Les oppositions et réclamations sur le produit de l’immeuble vendu n’avaient été ni aussi nombreuses, ni aussi formidables, que l’avocat Voisin avait voulu le faire croire ; mais, cependant, grâce aux frais, aux oppositions afin de charge, aux oppositions à fin de conserver, aux rapports de distribution, toutes choses dont M. Voisin sut se procurer sa bonne part, étant au fonds du sac, comme on dit vulgairement, il ne resta qu’une balance de deux cent cinquante louis. En y ajoutant les cent cinquante louis que M. Wagnaër remboursa, suivant sa promesse, on trouvera, sans avoir recours à Barême, quatre cent louis. De plus cet excellent M. Wagnaër remit scrupuleusement les frais de poursuite et l’intérêt des cent cinquante louis ; mais il ne voulut point payer les frais d’opposition qui étaient, disait-il, un accessoire des dettes légitimement contractées par la famille Guérin.

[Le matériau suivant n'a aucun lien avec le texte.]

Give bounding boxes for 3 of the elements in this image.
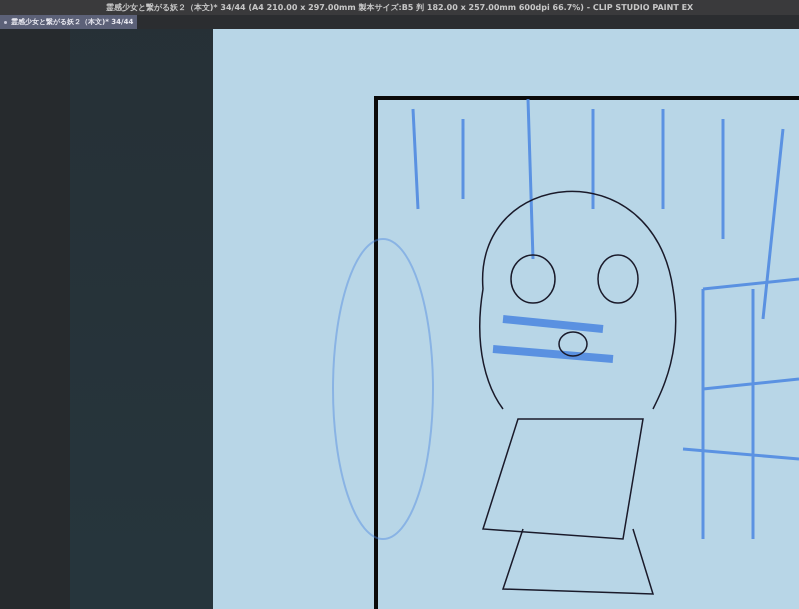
window-title: 霊感少女と繋がる妖２（本文)* 34/44 (A4 210.00 x 297.00mm 製本サイズ:B5 判 182.00 x 257.00mm 600dpi 66.7%) - CLIP STUDIO PAINT EX [106,2,694,13]
canvas[interactable] [213,29,799,609]
dot-icon [4,20,7,24]
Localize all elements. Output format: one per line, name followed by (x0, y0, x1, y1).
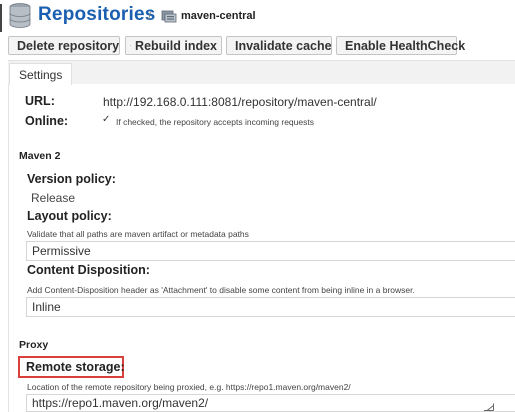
enable-healthcheck-label: Enable HealthCheck (345, 38, 466, 53)
maven-section-heading: Maven 2 (19, 150, 61, 162)
delete-repository-button[interactable]: Delete repository (8, 36, 120, 55)
content-disposition-select[interactable]: Inline (26, 297, 515, 317)
rebuild-index-button[interactable]: Rebuild index (125, 36, 222, 55)
invalidate-cache-label: Invalidate cache (235, 38, 332, 53)
tab-settings[interactable]: Settings (9, 63, 73, 85)
page-header: Repositories / maven-central (0, 0, 515, 34)
version-policy-label: Version policy: (27, 172, 116, 186)
rebuild-index-label: Rebuild index (135, 38, 217, 53)
online-checkbox[interactable]: ✓ (102, 115, 112, 125)
remote-storage-input[interactable]: https://repo1.maven.org/maven2/ (26, 394, 515, 412)
invalidate-cache-button[interactable]: Invalidate cache (226, 36, 332, 55)
tab-bar: Settings (8, 60, 515, 85)
layout-policy-select[interactable]: Permissive (26, 241, 515, 261)
remote-storage-help-text: Location of the remote repository being … (27, 382, 351, 392)
url-value: http://192.168.0.111:8081/repository/mav… (103, 95, 377, 109)
resize-handle-icon[interactable] (484, 403, 494, 411)
layout-policy-label: Layout policy: (27, 209, 112, 223)
layout-policy-help-text: Validate that all paths are maven artifa… (27, 229, 249, 239)
wrench-icon (130, 45, 131, 46)
version-policy-value: Release (31, 191, 76, 205)
remote-storage-label: Remote storage: (26, 360, 125, 374)
url-label: URL: (25, 94, 55, 108)
online-help-text: If checked, the repository accepts incom… (116, 117, 314, 127)
proxy-section-heading: Proxy (19, 339, 49, 351)
page-title[interactable]: Repositories (38, 4, 156, 26)
online-label: Online: (25, 114, 69, 128)
enable-healthcheck-button[interactable]: Enable HealthCheck (336, 36, 465, 55)
breadcrumb-separator: / (148, 9, 152, 23)
content-disposition-label: Content Disposition: (27, 263, 150, 277)
settings-panel: URL: http://192.168.0.111:8081/repositor… (8, 84, 515, 412)
repository-icon (161, 10, 177, 23)
content-disposition-help-text: Add Content-Disposition header as 'Attac… (27, 285, 415, 295)
breadcrumb-repo-name: maven-central (181, 10, 256, 22)
delete-repository-label: Delete repository (17, 38, 120, 53)
database-icon (9, 3, 31, 28)
left-edge-bar (0, 4, 2, 32)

Le produit net de l’encan que Madame Guérin avait fait faire avant son départ (et il est bon de noter en passant que le vieux Jean-Pierre avait été dans bien des cas le plus haut enchérisseur) donnait environ cent louis.

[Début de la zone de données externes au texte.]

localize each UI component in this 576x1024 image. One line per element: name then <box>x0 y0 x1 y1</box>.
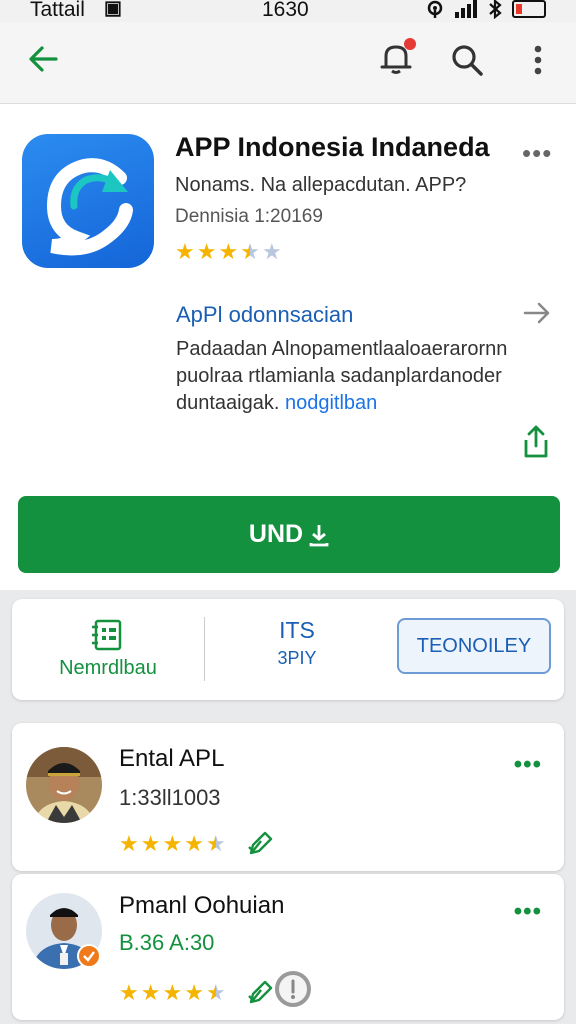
about-line-3-text: duntaaigak. <box>176 392 280 414</box>
star-icon: ★ <box>205 831 226 856</box>
about-line-3: duntaaigak. nodgitlban <box>176 390 548 417</box>
battery-icon <box>512 0 546 18</box>
info-divider <box>204 617 205 681</box>
about-title[interactable]: ApPl odonnsacian <box>176 302 353 328</box>
top-app-bar <box>0 22 576 104</box>
status-icons <box>424 0 546 19</box>
install-label: UND <box>248 520 304 548</box>
star-icon: ★ <box>205 980 226 1005</box>
about-description: Padaadan Alnopamentlaaloaerarornn puolra… <box>176 336 548 417</box>
info-stat-value: ITS <box>279 617 315 643</box>
review-card: Pmanl Oohuian B.36 A:30 ••• ★ ★ ★ ★ ★ <box>12 874 564 1020</box>
back-arrow-icon[interactable] <box>26 42 60 76</box>
hotspot-icon <box>427 0 443 18</box>
overflow-menu-icon[interactable] <box>528 42 548 78</box>
signal-icon <box>455 0 477 18</box>
star-icon: ★ <box>175 239 195 264</box>
app-developer: Dennisia 1:20169 <box>175 206 323 227</box>
star-icon: ★ <box>140 980 161 1005</box>
search-icon[interactable] <box>449 42 485 78</box>
edit-check-icon <box>248 980 273 1004</box>
carrier-label: Tattail <box>30 0 85 21</box>
review-more-icon[interactable]: ••• <box>514 898 542 926</box>
chevron-right-icon[interactable] <box>522 298 552 328</box>
app-detail-card: APP Indonesia Indaneda ••• Nonams. Na al… <box>0 104 576 590</box>
verified-badge-icon <box>77 944 101 968</box>
about-line-1: Padaadan Alnopamentlaaloaerarornn <box>176 338 508 360</box>
star-icon: ★ <box>196 239 217 264</box>
app-rating-stars: ★ ★ ★ ★ ★ <box>175 241 282 263</box>
review-date: B.36 A:30 <box>119 930 215 955</box>
notification-dot <box>404 38 416 50</box>
star-icon: ★ <box>119 980 139 1005</box>
bluetooth-icon <box>489 0 502 19</box>
notifications-button[interactable] <box>378 38 416 81</box>
list-document-icon <box>92 619 122 651</box>
info-category[interactable]: Nemrdlbau <box>12 599 204 700</box>
edit-check-icon <box>248 831 273 855</box>
review-rating-stars: ★ ★ ★ ★ ★ <box>119 833 226 855</box>
info-category-label: Nemrdlbau <box>59 657 157 679</box>
status-bar: Tattail ▣ 1630 <box>0 0 576 22</box>
star-icon: ★ <box>184 980 204 1005</box>
install-button[interactable]: UND <box>18 496 560 573</box>
review-date: 1:33ll1003 <box>119 785 221 810</box>
category-tag-button[interactable]: TEONOILEY <box>397 618 551 674</box>
app-icon <box>22 134 154 268</box>
about-line-2: puolraa rtlamianla sadanplardanoder <box>176 365 502 387</box>
help-circle-icon[interactable] <box>274 970 312 1008</box>
clock: 1630 <box>262 0 309 21</box>
reviewer-avatar <box>26 747 102 823</box>
info-stat-label: 3PIY <box>277 648 317 668</box>
review-rating-stars: ★ ★ ★ ★ ★ <box>119 982 226 1004</box>
about-link[interactable]: nodgitlban <box>285 392 377 414</box>
reviewer-name: Ental APL <box>119 745 225 772</box>
share-icon[interactable] <box>520 424 552 460</box>
star-icon: ★ <box>162 980 183 1005</box>
app-title: APP Indonesia Indaneda <box>175 132 490 162</box>
app-subtitle: Nonams. Na allepacdutan. APP? <box>175 174 467 196</box>
star-icon: ★ <box>162 831 183 856</box>
review-card: Ental APL 1:33ll1003 ••• ★ ★ ★ ★ ★ <box>12 723 564 871</box>
star-icon: ★ <box>119 831 139 856</box>
download-icon <box>309 524 329 546</box>
review-more-icon[interactable]: ••• <box>514 751 542 779</box>
info-stat: ITS 3PIY <box>242 617 352 669</box>
star-icon: ★ <box>218 239 239 264</box>
app-info-strip: Nemrdlbau ITS 3PIY TEONOILEY <box>12 599 564 700</box>
star-icon: ★ <box>184 831 204 856</box>
cast-icon: ▣ <box>104 0 122 19</box>
star-icon: ★ <box>240 239 260 264</box>
app-more-icon[interactable]: ••• <box>522 138 552 169</box>
star-icon: ★ <box>261 239 282 264</box>
star-icon: ★ <box>140 831 161 856</box>
reviewer-name: Pmanl Oohuian <box>119 892 285 919</box>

Tous comptes réglés, la famille Guérin se trouvait riche d’un très petit mobilier, d’une terre non cultivée qui n’avait pas été vendue, et d’une somme de cinq cent louis. Placé à rente, ce capital donnait juste trente louis par année. Avec cela il était impossible de payer un loyer, si petit qu’il fût, et de vivre, même en se gênant beaucoup, sans gagner quelque chose d’un autre côté.

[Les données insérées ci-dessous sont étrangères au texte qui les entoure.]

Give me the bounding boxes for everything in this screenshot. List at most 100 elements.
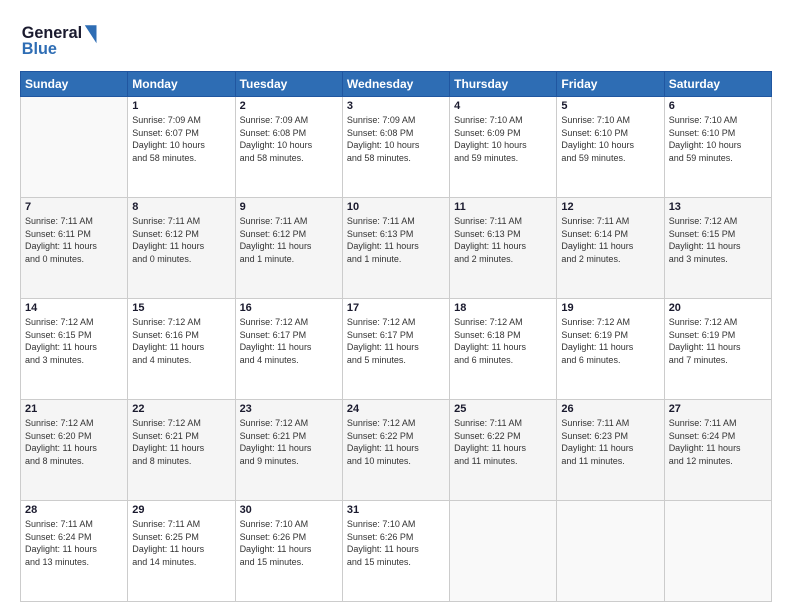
calendar-day-cell: 25 Sunrise: 7:11 AM Sunset: 6:22 PM Dayli… [450, 400, 557, 501]
calendar-header-wednesday: Wednesday [342, 72, 449, 97]
calendar-day-cell: 31 Sunrise: 7:10 AM Sunset: 6:26 PM Dayli… [342, 501, 449, 602]
day-number: 12 [561, 201, 659, 213]
day-number: 11 [454, 201, 552, 213]
calendar-day-cell: 6 Sunrise: 7:10 AM Sunset: 6:10 PM Daylig… [664, 97, 771, 198]
day-number: 23 [240, 403, 338, 415]
day-info: Sunrise: 7:10 AM Sunset: 6:26 PM Dayligh… [240, 518, 338, 568]
day-number: 27 [669, 403, 767, 415]
calendar-day-cell [557, 501, 664, 602]
day-info: Sunrise: 7:11 AM Sunset: 6:14 PM Dayligh… [561, 215, 659, 265]
calendar-day-cell: 16 Sunrise: 7:12 AM Sunset: 6:17 PM Dayli… [235, 299, 342, 400]
day-number: 26 [561, 403, 659, 415]
day-info: Sunrise: 7:12 AM Sunset: 6:15 PM Dayligh… [25, 316, 123, 366]
calendar-day-cell: 30 Sunrise: 7:10 AM Sunset: 6:26 PM Dayli… [235, 501, 342, 602]
day-info: Sunrise: 7:10 AM Sunset: 6:26 PM Dayligh… [347, 518, 445, 568]
day-number: 17 [347, 302, 445, 314]
day-number: 9 [240, 201, 338, 213]
calendar-day-cell: 10Sunrise: 7:11 AM Sunset: 6:13 PM Dayli… [342, 198, 449, 299]
day-number: 15 [132, 302, 230, 314]
calendar-week-row: 7Sunrise: 7:11 AM Sunset: 6:11 PM Daylig… [21, 198, 772, 299]
day-info: Sunrise: 7:09 AM Sunset: 6:08 PM Dayligh… [240, 114, 338, 164]
day-number: 25 [454, 403, 552, 415]
day-info: Sunrise: 7:11 AM Sunset: 6:12 PM Dayligh… [132, 215, 230, 265]
calendar-day-cell: 15 Sunrise: 7:12 AM Sunset: 6:16 PM Dayli… [128, 299, 235, 400]
day-info: Sunrise: 7:12 AM Sunset: 6:22 PM Dayligh… [347, 417, 445, 467]
day-number: 21 [25, 403, 123, 415]
calendar-day-cell: 5 Sunrise: 7:10 AM Sunset: 6:10 PM Daylig… [557, 97, 664, 198]
calendar-day-cell: 11 Sunrise: 7:11 AM Sunset: 6:13 PM Dayli… [450, 198, 557, 299]
day-info: Sunrise: 7:10 AM Sunset: 6:10 PM Dayligh… [561, 114, 659, 164]
day-number: 1 [132, 100, 230, 112]
day-number: 3 [347, 100, 445, 112]
day-info: Sunrise: 7:11 AM Sunset: 6:13 PM Dayligh… [454, 215, 552, 265]
calendar-week-row: 21 Sunrise: 7:12 AM Sunset: 6:20 PM Dayli… [21, 400, 772, 501]
calendar-day-cell: 4 Sunrise: 7:10 AM Sunset: 6:09 PM Daylig… [450, 97, 557, 198]
svg-text:General: General [22, 24, 82, 42]
day-number: 4 [454, 100, 552, 112]
svg-text:Blue: Blue [22, 40, 57, 58]
day-info: Sunrise: 7:10 AM Sunset: 6:10 PM Dayligh… [669, 114, 767, 164]
day-info: Sunrise: 7:11 AM Sunset: 6:24 PM Dayligh… [669, 417, 767, 467]
logo-svg: General Blue [20, 18, 110, 63]
page: General Blue SundayMondayTuesdayWednesda… [0, 0, 792, 612]
calendar-day-cell: 1 Sunrise: 7:09 AM Sunset: 6:07 PM Daylig… [128, 97, 235, 198]
calendar-header-thursday: Thursday [450, 72, 557, 97]
day-info: Sunrise: 7:12 AM Sunset: 6:21 PM Dayligh… [132, 417, 230, 467]
day-info: Sunrise: 7:12 AM Sunset: 6:16 PM Dayligh… [132, 316, 230, 366]
day-info: Sunrise: 7:12 AM Sunset: 6:19 PM Dayligh… [561, 316, 659, 366]
calendar-day-cell: 29 Sunrise: 7:11 AM Sunset: 6:25 PM Dayli… [128, 501, 235, 602]
day-number: 30 [240, 504, 338, 516]
day-info: Sunrise: 7:11 AM Sunset: 6:25 PM Dayligh… [132, 518, 230, 568]
day-info: Sunrise: 7:11 AM Sunset: 6:13 PM Dayligh… [347, 215, 445, 265]
day-number: 28 [25, 504, 123, 516]
day-number: 20 [669, 302, 767, 314]
day-number: 22 [132, 403, 230, 415]
day-number: 31 [347, 504, 445, 516]
calendar-day-cell: 2 Sunrise: 7:09 AM Sunset: 6:08 PM Daylig… [235, 97, 342, 198]
header: General Blue [20, 18, 772, 63]
calendar-day-cell [664, 501, 771, 602]
day-info: Sunrise: 7:11 AM Sunset: 6:24 PM Dayligh… [25, 518, 123, 568]
day-number: 6 [669, 100, 767, 112]
calendar-day-cell: 3Sunrise: 7:09 AM Sunset: 6:08 PM Daylig… [342, 97, 449, 198]
day-number: 16 [240, 302, 338, 314]
day-info: Sunrise: 7:12 AM Sunset: 6:15 PM Dayligh… [669, 215, 767, 265]
day-info: Sunrise: 7:11 AM Sunset: 6:22 PM Dayligh… [454, 417, 552, 467]
day-info: Sunrise: 7:12 AM Sunset: 6:21 PM Dayligh… [240, 417, 338, 467]
day-info: Sunrise: 7:11 AM Sunset: 6:12 PM Dayligh… [240, 215, 338, 265]
day-info: Sunrise: 7:09 AM Sunset: 6:07 PM Dayligh… [132, 114, 230, 164]
calendar-header-friday: Friday [557, 72, 664, 97]
day-number: 18 [454, 302, 552, 314]
calendar-header-row: SundayMondayTuesdayWednesdayThursdayFrid… [21, 72, 772, 97]
calendar-day-cell: 18 Sunrise: 7:12 AM Sunset: 6:18 PM Dayli… [450, 299, 557, 400]
day-number: 19 [561, 302, 659, 314]
day-info: Sunrise: 7:11 AM Sunset: 6:11 PM Dayligh… [25, 215, 123, 265]
calendar-day-cell: 26Sunrise: 7:11 AM Sunset: 6:23 PM Dayli… [557, 400, 664, 501]
calendar-day-cell [21, 97, 128, 198]
calendar-header-monday: Monday [128, 72, 235, 97]
calendar-header-tuesday: Tuesday [235, 72, 342, 97]
calendar-day-cell: 28 Sunrise: 7:11 AM Sunset: 6:24 PM Dayli… [21, 501, 128, 602]
day-info: Sunrise: 7:12 AM Sunset: 6:20 PM Dayligh… [25, 417, 123, 467]
day-info: Sunrise: 7:12 AM Sunset: 6:17 PM Dayligh… [240, 316, 338, 366]
day-number: 29 [132, 504, 230, 516]
calendar-day-cell: 13 Sunrise: 7:12 AM Sunset: 6:15 PM Dayli… [664, 198, 771, 299]
calendar-day-cell: 27 Sunrise: 7:11 AM Sunset: 6:24 PM Dayli… [664, 400, 771, 501]
calendar-day-cell: 21 Sunrise: 7:12 AM Sunset: 6:20 PM Dayli… [21, 400, 128, 501]
calendar-day-cell: 7Sunrise: 7:11 AM Sunset: 6:11 PM Daylig… [21, 198, 128, 299]
calendar-day-cell: 17 Sunrise: 7:12 AM Sunset: 6:17 PM Dayli… [342, 299, 449, 400]
day-number: 5 [561, 100, 659, 112]
calendar-day-cell: 24 Sunrise: 7:12 AM Sunset: 6:22 PM Dayli… [342, 400, 449, 501]
day-info: Sunrise: 7:12 AM Sunset: 6:18 PM Dayligh… [454, 316, 552, 366]
day-number: 24 [347, 403, 445, 415]
calendar-day-cell: 23 Sunrise: 7:12 AM Sunset: 6:21 PM Dayli… [235, 400, 342, 501]
day-info: Sunrise: 7:12 AM Sunset: 6:19 PM Dayligh… [669, 316, 767, 366]
logo: General Blue [20, 18, 110, 63]
day-number: 13 [669, 201, 767, 213]
day-info: Sunrise: 7:10 AM Sunset: 6:09 PM Dayligh… [454, 114, 552, 164]
calendar-header-sunday: Sunday [21, 72, 128, 97]
day-info: Sunrise: 7:12 AM Sunset: 6:17 PM Dayligh… [347, 316, 445, 366]
day-number: 2 [240, 100, 338, 112]
calendar-day-cell: 14Sunrise: 7:12 AM Sunset: 6:15 PM Dayli… [21, 299, 128, 400]
day-number: 8 [132, 201, 230, 213]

Le vieil oncle se procura de l’ouvrage dans un chantier, Charles se décida à donner des leçons de français dans une couple de familles anglaises, et Madame Guérin et Louise se courbèrent plus que jamais sur leur aiguille pour faire elles-mêmes toute leur couture, sans compter tous les soins du ménage qui retombaient sur elles, n’ayant plus personne pour les servir.

Les leçons de l’infortune sont presque toujours un bienfait. Elles ne sont funestes qu’aux âmes viles qu’elles paralysent pour toujours. Mais pour les esprits d’élite, la terrible apparition du malheur, comme celle du fantôme de minuit, chasse tous les lutins et les follets qui jusque-là les avaient séduits et égarés. Ils rentrent en eux-mêmes et marchent sans hésiter dans la voie nouvelle que le spectre leur indique du doigt.

Charles se mit à l’œuvre sérieusement. Il devint chez M. Dumont le modèle des étudians, chez ses élèves le modèle des professeurs.

il regretta pendant quelques jours le monde brillant où il n’avait fait que passer, l'avenir enchanteur qui n’avait fait que lui apparaître. Il fut parfois tourmenté bien cruellement par l’énigme insoluble que lui offrait l’étrange conduite de Clorinde, qui continuait à garder le silence.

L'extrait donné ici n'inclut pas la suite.